Honestly, I have wrestled with this part of her life so much.  A few years back, I started realizing that she was going to live longer, and that we didn’t need to live with death as eminent as we thought.  God obviously had different plans. At the same time, I don’t have the opposite thoughts and feelings like, “Kennady is going to live a long time! I don’t ever need to think about a shorter life span!! We can go through life like normal!”  It is somewhere in the middle like, “Let’s enjoy today. I don’t know what is going to happen next week. Thank God for where we are right now…”

The more I have learned that lesson of daily gratitude mixed with the reality that life isn’t predictable, the more I have applied it to other parts of my family and life.  I really think it is a way to anchor our hope in God and not in the words of a human prognosis.

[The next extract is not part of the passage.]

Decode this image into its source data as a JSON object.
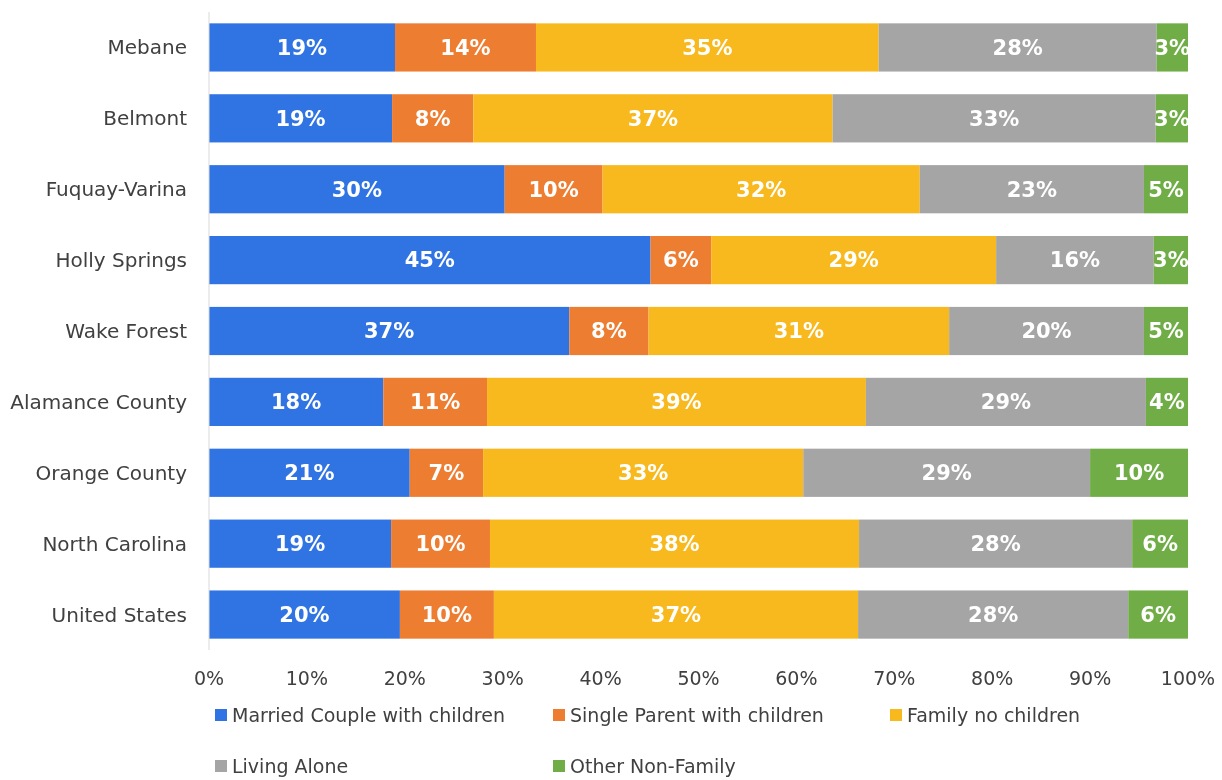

Not just a doctor’s prognosis, but anyone’s.  I think we spend so much time in fear of the future that we foster emotions God doesn’t want us to experience.  At the same time, we can put all our hopes on a future that is free from pain and death, that we foster emotions that God doesn’t want us to experience when those things happen.  I wish I could say that I flawlessly approach life in the perfect rhythm, faith in God, and appreciation for today.  That is why I have you in my life, my church, my family. To walk through these discipleship moments and hopefully mature in my faith.

So.. back to today… Happy Birthday, Kennady!